Drug courts' effects on criminal offending for juveniles and adults
  • Authors Ojmarrh Mitchell, David Wilson, Amy Eggers, Doris MacKenzie
  • Published date 2012-02-02
  • Coordinating group(s) Crime and Justice
  • Type of document Review Plain language summary
  • Library Image Library Image
  • See the full review https://onlinelibrary.wiley.com/doi/10.4073/csr.2012.4
  • Records available in English, Spanish
  • English

    PLAIN LANGUAGE SUMMARY

    Drug courts: more effective in reducing drug use and reoffending in adults than juveniles

    Drug courts monitor drug-involved offenders’ abstinence from drug use through frequent drug testing and compliance with drug treatment programs. These courts are effective in reducing future offending and drug use (recidivism) for adults, but not for juveniles.

    What did the review study?

    Drug courts are an alternative to the traditional justice system. Drug-involved offenders are offered entry into drug court with an agreement that the charges against them will be reduced if they complete a treatment program.

    Participants’ adherence to the program is monitored by the court. Various rewards (e.g., praise, tokens of achievement, movement to the next phase of the program) and sanctions (e.g., increased treatment attendance or urine testing, short jail stays) are used to compel compliance to program requirements.

    This review examines the effectiveness of drug courts, including drug courts for juvenile and drunk driving (DWI) offenders, in reducing recidivism compared to the standard justice system. The review critically assesses these courts’ effects on recidivism in the short and long term. It also assesses the methodological soundness of the existing evidence, as well as the relationship between drug court features and effectiveness.

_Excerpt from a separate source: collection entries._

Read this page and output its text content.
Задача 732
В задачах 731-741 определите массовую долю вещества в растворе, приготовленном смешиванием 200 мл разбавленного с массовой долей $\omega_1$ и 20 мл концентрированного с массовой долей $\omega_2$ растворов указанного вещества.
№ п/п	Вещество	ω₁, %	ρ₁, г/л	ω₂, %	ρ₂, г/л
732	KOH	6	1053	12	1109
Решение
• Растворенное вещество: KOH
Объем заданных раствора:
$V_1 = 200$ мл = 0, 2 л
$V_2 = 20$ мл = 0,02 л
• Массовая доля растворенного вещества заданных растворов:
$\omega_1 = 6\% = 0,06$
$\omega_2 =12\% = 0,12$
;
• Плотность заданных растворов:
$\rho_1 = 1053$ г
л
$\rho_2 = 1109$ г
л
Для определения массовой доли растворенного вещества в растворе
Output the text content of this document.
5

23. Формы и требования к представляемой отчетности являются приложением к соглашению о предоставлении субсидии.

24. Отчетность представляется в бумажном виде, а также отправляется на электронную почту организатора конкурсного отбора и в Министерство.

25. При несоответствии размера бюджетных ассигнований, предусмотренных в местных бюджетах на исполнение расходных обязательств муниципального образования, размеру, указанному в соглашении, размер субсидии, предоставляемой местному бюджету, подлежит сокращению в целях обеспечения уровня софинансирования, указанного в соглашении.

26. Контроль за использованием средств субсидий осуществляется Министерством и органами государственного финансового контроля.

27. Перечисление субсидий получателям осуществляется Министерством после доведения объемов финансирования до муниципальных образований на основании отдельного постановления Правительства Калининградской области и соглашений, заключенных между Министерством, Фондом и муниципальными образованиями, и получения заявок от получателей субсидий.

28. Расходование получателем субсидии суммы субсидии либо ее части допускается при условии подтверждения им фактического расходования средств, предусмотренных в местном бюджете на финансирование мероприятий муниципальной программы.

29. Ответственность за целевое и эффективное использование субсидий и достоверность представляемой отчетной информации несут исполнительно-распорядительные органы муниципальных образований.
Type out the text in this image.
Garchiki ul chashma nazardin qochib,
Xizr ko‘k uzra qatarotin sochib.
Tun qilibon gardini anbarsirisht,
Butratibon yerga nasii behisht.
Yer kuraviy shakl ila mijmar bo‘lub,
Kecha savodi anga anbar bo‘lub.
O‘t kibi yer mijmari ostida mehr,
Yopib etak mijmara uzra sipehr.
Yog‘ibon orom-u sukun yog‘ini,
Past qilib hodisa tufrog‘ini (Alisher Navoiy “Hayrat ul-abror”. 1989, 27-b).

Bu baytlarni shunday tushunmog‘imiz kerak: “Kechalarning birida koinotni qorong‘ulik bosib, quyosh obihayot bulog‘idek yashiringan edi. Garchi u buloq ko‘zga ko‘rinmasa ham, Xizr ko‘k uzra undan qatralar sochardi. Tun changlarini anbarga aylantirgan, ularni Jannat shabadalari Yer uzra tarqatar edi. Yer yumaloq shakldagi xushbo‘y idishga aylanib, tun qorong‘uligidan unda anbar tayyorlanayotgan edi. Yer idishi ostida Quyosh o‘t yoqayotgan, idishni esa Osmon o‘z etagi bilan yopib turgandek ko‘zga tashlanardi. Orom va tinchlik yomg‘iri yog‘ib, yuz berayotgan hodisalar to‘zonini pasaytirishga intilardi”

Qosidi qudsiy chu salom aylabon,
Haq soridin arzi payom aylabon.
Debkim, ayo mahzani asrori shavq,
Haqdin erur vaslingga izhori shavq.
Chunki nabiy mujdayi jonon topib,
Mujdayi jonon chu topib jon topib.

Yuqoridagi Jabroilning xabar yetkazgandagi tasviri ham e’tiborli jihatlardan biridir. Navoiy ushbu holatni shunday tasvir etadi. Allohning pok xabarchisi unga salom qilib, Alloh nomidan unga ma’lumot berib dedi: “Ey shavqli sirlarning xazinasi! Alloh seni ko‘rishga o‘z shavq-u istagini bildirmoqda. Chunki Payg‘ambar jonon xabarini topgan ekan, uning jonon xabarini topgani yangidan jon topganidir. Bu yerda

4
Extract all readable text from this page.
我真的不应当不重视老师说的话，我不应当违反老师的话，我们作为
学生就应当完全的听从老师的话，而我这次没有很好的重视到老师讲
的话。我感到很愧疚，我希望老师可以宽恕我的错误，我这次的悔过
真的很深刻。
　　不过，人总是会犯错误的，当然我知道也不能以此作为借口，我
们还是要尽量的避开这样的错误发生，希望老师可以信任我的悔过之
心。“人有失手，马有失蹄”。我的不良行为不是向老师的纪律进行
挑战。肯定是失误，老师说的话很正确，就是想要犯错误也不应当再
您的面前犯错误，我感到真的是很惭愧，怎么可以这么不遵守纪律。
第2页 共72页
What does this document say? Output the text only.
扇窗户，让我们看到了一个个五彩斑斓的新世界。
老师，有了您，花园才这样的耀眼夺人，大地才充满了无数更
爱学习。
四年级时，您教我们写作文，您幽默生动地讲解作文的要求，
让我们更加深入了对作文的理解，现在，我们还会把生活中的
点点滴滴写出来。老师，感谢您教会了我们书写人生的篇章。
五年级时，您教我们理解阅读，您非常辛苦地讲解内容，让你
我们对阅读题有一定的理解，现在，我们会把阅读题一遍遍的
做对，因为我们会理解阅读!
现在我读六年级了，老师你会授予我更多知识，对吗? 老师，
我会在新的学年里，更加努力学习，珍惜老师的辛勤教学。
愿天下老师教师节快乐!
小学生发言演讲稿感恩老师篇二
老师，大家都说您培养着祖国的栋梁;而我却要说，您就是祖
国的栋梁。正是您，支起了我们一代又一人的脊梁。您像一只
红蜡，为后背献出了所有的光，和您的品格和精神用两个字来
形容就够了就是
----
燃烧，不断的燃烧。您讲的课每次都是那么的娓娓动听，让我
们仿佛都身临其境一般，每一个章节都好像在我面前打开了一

    What studies are included?

    Included studies are evaluations of drug courts that used an experimental and quasi-experimental comparison group design. Studies must also have had an outcome that examined criminal or drug-use behavior (recidivism).

    A total of 154 studies were included in the review which, of which 92 focused on adult drug courts, 34 on juvenile drug courts, and 28 on drunk driving courts.

    What are the main results in this review?

    There is a large, significant mean average effect from both adult and DWI drug courts. Overall, recidivism rates were just over one third (38 per cent) for programme participants, compared to half (50 per cent) for comparable nonparticipants. This effect endures for at least three years.

    There is a smaller effect from juvenile drug courts. Program participation reduces recidivism from 50% to 44%.

    The effects of drug court participation are highly variable. Programs with fewer high-risk offenders are more effective in reducing reoffending rates. This finding may help explain why juvenile courts are less effective, as they deal with a greater proportion of high-risk offenders.

    Variation in intensity of programs is not related to effectiveness. Courts that required more than the standard number of phases or drug tests were no more effective than other courts.

    The highest quality evidence from three experimental evaluations confirms the impact from adult courts on recidivism, though there was some inconsistency in durability of the effects over time. For DWI drug courts three of the four experimental evaluations produced similar results as the adult drug courts, but one high quality study found negative effects.

    What do the findings in this review mean?

    Drug courts appear to be effective in reducing recidivism for adults and drunk driving. There is a smaller effect for juveniles, which may be due to the fact that they deal with a greater proportion of high-risk offenders.

    But further experimental research would be useful to confirm the effects of DWI courts, and to examine the variation in effects to identify what sort of drug courts and in which contexts.